Perhaps this comment from that link has a good idea...
Quote:

lets give as many unemployed people jobs here, and get this cleaned up as fast as possible I'm sure you could easily quickly hire able bodied, unemployed people who are used to physical work (construction work etc), and let them make a basic dollar, and also let them help
it'd be relatively inexpensive, and in most photographs shown I don't see hundreds on the beaches cleaning up in each area
you need a lot of people there are a lot of people available
give them a quick clean-up course, and get them out there now
At the very least I would think that having as many able-bodied people there to help with the cleanup would be a good thing. Why is no one coordinating this effort?
I've heard/read a few things about the corps of engineers not allowing LA to dredge and attempt to protect the wildlife. They need to do studies first. WTF? Could it really be any worse than whats happening?

jinx 05-31-2010 09:44 PM

BP should be required to hire everyone that shows up for a clean up job until its done.

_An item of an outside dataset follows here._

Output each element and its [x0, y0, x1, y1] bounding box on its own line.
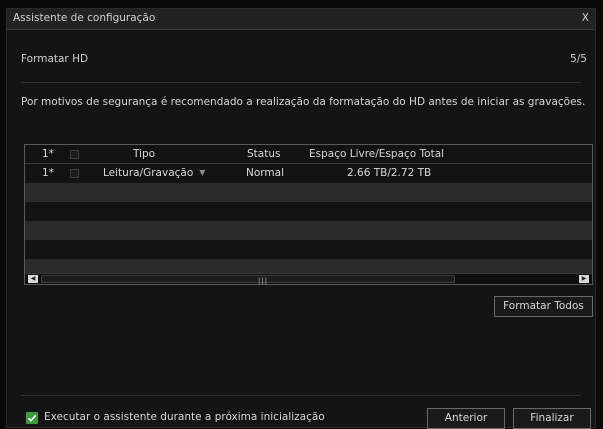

classicman 05-31-2010 10:44 PM

I agree that they should pay, but perhaps this is something that our Gov't should be coordinating. Since they believe, or say anyway, that BP has more expertise in the plugging/sealing/containing... whatever.

Griff 06-01-2010 05:25 AM

Quote:

Originally Posted by jinx (Post 659694)
BP should be required to hire everyone that shows up for a clean up job until its done.

right on

classicman 06-01-2010 07:59 AM

No question about it. The only excuse I have heard is they are requiring people to have bio-hazard training. OK, Don't the Armed Forces have that? Get some of them in there.